「今日は何もされてないか?」
『…うん。』

こうして私は嘘をつく。これ以上心配をかけてはいけない。テニスは精神面も大事だから私で負担をかけるのはプレイヤーにとってもよくないからだ。

「嘘ですよね、俺見ました。忍足さんが何か持ってるの、それとも俺や宍戸さんに言えないことなんですか?」
『でも、』
「でもとかなしって言ったろ?お前が言わねぇと俺らも下手に動けねぇからさ。」
「宍戸さんの言うとおりですよ!」

詰め寄ってくる二人に昔と同じように笑みが零れる。この2人だけは心から信頼できる人達だからありのまま話してもいいかもしれない。私だってこのまま嵌められ続けるつもりは毛頭ないし出来れば昔のように戻りたい。

『塩酸。』
「は!?」
『だから塩酸、一滴だけだけど。』
「どこだよかけられたとこ!」

宍戸に肩を掴まれて長太郎は涙目でこっちを見てきた。言わんこっちゃない。宥めて自分でかけられた方の腕をめくり見せる。そこは一点だけ赤く焼けたようになっていた。

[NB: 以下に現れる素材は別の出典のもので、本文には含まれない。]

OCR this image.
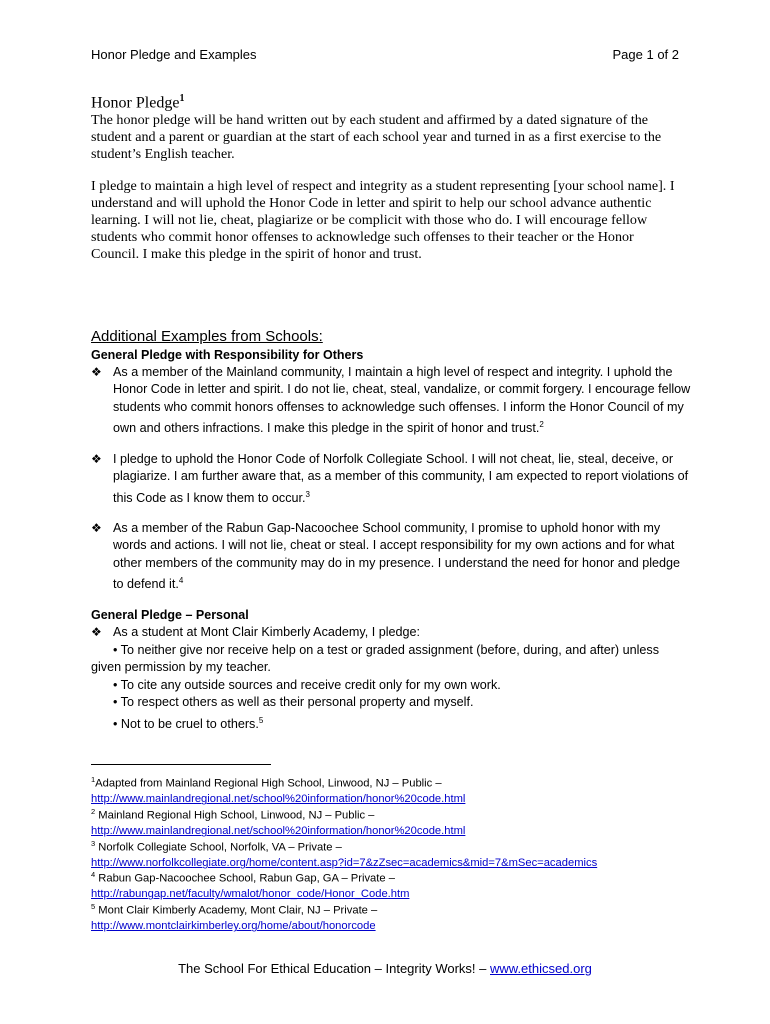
Honor Pledge and Examples	Page 1 of 2
Honor Pledge$^1$

The honor pledge will be hand written out by each student and affirmed by a dated signature of the student and a parent or guardian at the start of each school year and turned in as a first exercise to the student’s English teacher.

I pledge to maintain a high level of respect and integrity as a student representing [your school name]. I understand and will uphold the Honor Code in letter and spirit to help our school advance authentic learning. I will not lie, cheat, plagiarize or be complicit with those who do. I will encourage fellow students who commit honor offenses to acknowledge such offenses to their teacher or the Honor Council. I make this pledge in the spirit of honor and trust.

Additional Examples from Schools:
General Pledge with Responsibility for Others
❖ As a member of the Mainland community, I maintain a high level of respect and integrity. I uphold the Honor Code in letter and spirit. I do not lie, cheat, steal, vandalize, or commit forgery. I encourage fellow students who commit honors offenses to acknowledge such offenses. I inform the Honor Council of my own and others infractions. I make this pledge in the spirit of honor and trust.$^2$
❖ I pledge to uphold the Honor Code of Norfolk Collegiate School. I will not cheat, lie, steal, deceive, or plagiarize. I am further aware that, as a member of this community, I am expected to report violations of this Code as I know them to occur.$^3$
❖ As a member of the Rabun Gap-Nacoochee School community, I promise to uphold honor with my words and actions. I will not lie, cheat or steal. I accept responsibility for my own actions and for what other members of the community may do in my presence. I understand the need for honor and pledge to defend it.$^4$
General Pledge – Personal
❖ As a student at Mont Clair Kimberly Academy, I pledge:
• To neither give nor receive help on a test or graded assignment (before, during, and after) unless
given permission by my teacher.
• To cite any outside sources and receive credit only for my own work.
• To respect others as well as their personal property and myself.
• Not to be cruel to others.$^5$
$^1$Adapted from Mainland Regional High School, Linwood, NJ – Public –
http://www.mainlandregional.net/school%20information/honor%20code.html
$^2$ Mainland Regional High School, Linwood, NJ – Public –
http://www.mainlandregional.net/school%20information/honor%20code.html
$^3$ Norfolk Collegiate School, Norfolk, VA – Private –
http://www.norfolkcollegiate.org/home/content.asp?id=7&zZsec=academics&mid=7&mSec=academics
$^4$ Rabun Gap-Nacoochee School, Rabun Gap, GA – Private –
http://rabungap.net/faculty/wmalot/honor_code/Honor_Code.htm
$^5$ Mont Clair Kimberly Academy, Mont Clair, NJ – Private –
http://www.montclairkimberley.org/home/about/honorcode
The School For Ethical Education – Integrity Works! – www.ethicsed.org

「今からでも遅くねぇから冷やすぜ!長太郎水持って来い!」
「はい!」


バタバタと駆けて行ったがここは部室裏、直接行った方が早い気がするが宍戸曰く自分らがいても守りきれるか危ないらしい。確かに6vs2は無理がある、か。私自身も彼らに傷ついて欲しくないし。


「何考えてるか大体分かるんだけどよ、他人の為に自分犠牲すんの止めろよな、激ダサだぜ。」
『分かってるよ、それ以上にテニスが大事なのかもしれないなぁ。』
「黒奈はそんな奴だったな。」

ぽんぽんと頭を軽く叩くように撫でられた。そこにバケツに水を入れて走ってくる長太郎が到着…、する予定が音を立ててバケツごと私にかかった。こんなベタな展開ってあるんだね、バケツが邪魔で前が見えない。


『…長太郎?』
「あぁぁ!すいません先輩!俺のジャージ貸しますんですぐに着替えてください!」
「焦りすぎだろ…、激ダサだぜ…。」
『でもどこで着替えるの。』
「あ…。」
「部室今なら誰もいないはずですし俺らも部活で見とくんで大丈夫かと。」
「桃香は?」
「…どうせベンチで先輩達しか見てませんよ。」

その言葉に胸が痛む。昔はそんな子じゃなかったのに、って。

長太郎のジャージを借りて部室に鍵をかけて地面にへたりこむ。水浸しの髪や服がくっつく不快感など気にしない。それよりも何故、

「黒奈先輩、どうしたんですか。びったびた…。」

ここに桃香がいるんだ。

『何でもいいでしょ。』
「そこ邪魔です。鍵もかけないでください、ここは自分1人だとでも思ったんです?」

ニヤニヤと嫌な目で笑う。私を一瞥してドアノブに手を掛けた桃香は何を思ったのか振り返る。

「あ、さっさとドリンク用意しといてくださいね?」


あぁ、そんな事だと思った。アンタの言う事なんて。